In un primo momento non è stata considerata una notizia eclatante, soprattutto in mezzo alla valanga di controversi stravolgimenti portati dalla riforma Gelmini, ma l’eliminazione del limite numerico ai posti di dottorato senza borsa, che disponeva che quest’ultimi fossero inferiori alla metà dei posti messi a bando, inizia a far vedere i suoi effetti. Per dirla in maniera semplice, grazie all’articolo 19 della riforma, ciascun ateneo potrà d’ora in avanti decidere liberamente il rapporto tra numero di posti di dottorato con borsa e senza borsa, mentre fino a poco tempo fa i posti senza borsa non potevano essere superiori alla metà dei posti messi a bando: una borsa di studio e quattordici dottorati senza borsa? Perché no!

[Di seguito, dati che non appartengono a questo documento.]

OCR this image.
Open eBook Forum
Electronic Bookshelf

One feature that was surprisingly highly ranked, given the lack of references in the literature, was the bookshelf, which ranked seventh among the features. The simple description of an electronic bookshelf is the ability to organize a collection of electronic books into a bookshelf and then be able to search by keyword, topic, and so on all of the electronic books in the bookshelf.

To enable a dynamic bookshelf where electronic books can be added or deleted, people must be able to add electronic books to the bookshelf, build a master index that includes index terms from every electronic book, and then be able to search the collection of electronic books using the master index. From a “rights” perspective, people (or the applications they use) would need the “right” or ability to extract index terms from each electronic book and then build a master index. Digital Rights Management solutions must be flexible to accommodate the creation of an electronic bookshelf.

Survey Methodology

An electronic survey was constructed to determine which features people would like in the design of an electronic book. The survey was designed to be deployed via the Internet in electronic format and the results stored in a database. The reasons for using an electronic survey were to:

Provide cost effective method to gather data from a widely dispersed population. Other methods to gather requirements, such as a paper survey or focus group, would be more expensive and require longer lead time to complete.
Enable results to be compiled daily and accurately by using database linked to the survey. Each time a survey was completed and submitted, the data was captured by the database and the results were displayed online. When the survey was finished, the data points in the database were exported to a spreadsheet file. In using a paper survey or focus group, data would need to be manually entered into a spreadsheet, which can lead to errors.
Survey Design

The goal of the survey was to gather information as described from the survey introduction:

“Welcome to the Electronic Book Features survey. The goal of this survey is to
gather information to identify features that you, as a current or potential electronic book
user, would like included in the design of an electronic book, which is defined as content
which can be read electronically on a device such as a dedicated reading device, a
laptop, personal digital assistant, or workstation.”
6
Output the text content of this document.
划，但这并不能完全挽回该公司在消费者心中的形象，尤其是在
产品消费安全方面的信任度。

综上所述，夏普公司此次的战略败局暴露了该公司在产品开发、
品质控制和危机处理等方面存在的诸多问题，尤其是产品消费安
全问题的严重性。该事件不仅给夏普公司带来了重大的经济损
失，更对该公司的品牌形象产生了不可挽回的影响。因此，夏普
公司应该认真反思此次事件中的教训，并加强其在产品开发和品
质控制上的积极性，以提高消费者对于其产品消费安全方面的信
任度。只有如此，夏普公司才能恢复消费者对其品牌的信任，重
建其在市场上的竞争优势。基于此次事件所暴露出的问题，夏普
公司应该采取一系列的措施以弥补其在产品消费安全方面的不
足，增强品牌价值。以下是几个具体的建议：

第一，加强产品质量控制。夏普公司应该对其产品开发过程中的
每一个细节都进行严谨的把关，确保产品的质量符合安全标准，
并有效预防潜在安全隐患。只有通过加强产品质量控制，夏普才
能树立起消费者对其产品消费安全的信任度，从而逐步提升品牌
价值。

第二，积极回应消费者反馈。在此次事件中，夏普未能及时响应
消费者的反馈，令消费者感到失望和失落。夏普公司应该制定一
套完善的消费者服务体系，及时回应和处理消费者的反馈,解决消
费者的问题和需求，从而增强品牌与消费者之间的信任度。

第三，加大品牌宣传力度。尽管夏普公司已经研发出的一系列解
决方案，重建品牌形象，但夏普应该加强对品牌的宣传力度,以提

La prima Università ad approfittare di questa possibilità, in attesa dell’approvazione del nuovo Regolamento di dottorato, è stata la Federico II di Napoli che lo scorso Novembre, come spiega una nota dell’Adi (Associazione dottorandi e dottori di ricerca italiani), ha bandito i primi concorsi di dottorato in cui il numero dei posti di dottorato senza borsa supera quello dei posti con borsa (Dottorato in Economia e management delle aziende: 2 posti con borsa e 4 posti senza borsa; Dottorato in Scienze dell’alimentazione e della nutrizione: 2 posti con borsa e 3 posti senza borsa; Dottorato in Istituzioni e politiche ambientali: 2 posti con borsa e 5 posti senza borsa), un segnale preoccupante che dimostra come la nuova normativa venga già applicata in alcuni atenei.
Questo cambio di direzione è sicuramente preoccupante perché lascia la strada aperta ad un uso spropositato dello strumento del dottorato senza borsa da parte dei dipartimenti, con conseguenze su tutto il sistema universitario: in primo luogo perché svilisce il lavoro di tanti giovani studiosi, costretti a fare ricerca in assenza di un sostegno economico stabile e a pagare tasse che diventano sempre più alte. In secondo luogo, poi, perché l’ampio e prevedibile ricorso ai dottorati senza borsa da parte dei dipartimenti, con il probabile aumento dei posti complessivi, rischia di svalutare il titolo stesso abbassando il livello dei concorsi e della ricerca, con effetti che potrebbero riverberarsi, in prospettiva, anche sul valore delle lauree. E non dico questo per semplice paranoia, la convenienza economica di un aumento incontrollato di questo genere di dottorati risulta evidente: più introiti dalle tasse universitarie e meno borse di studio, un affare d’oro che difficilmente le Università decideranno da sole di farsi scappare, soprattutto in questo momento di crisi.
Per questo è importante che il governo ed il parlamento intervengano il più presto possibile in questa materia eliminando questa norma insensata, per salvaguardare non solo la dignità dei dottorati ma anche il loro reale valore accademico.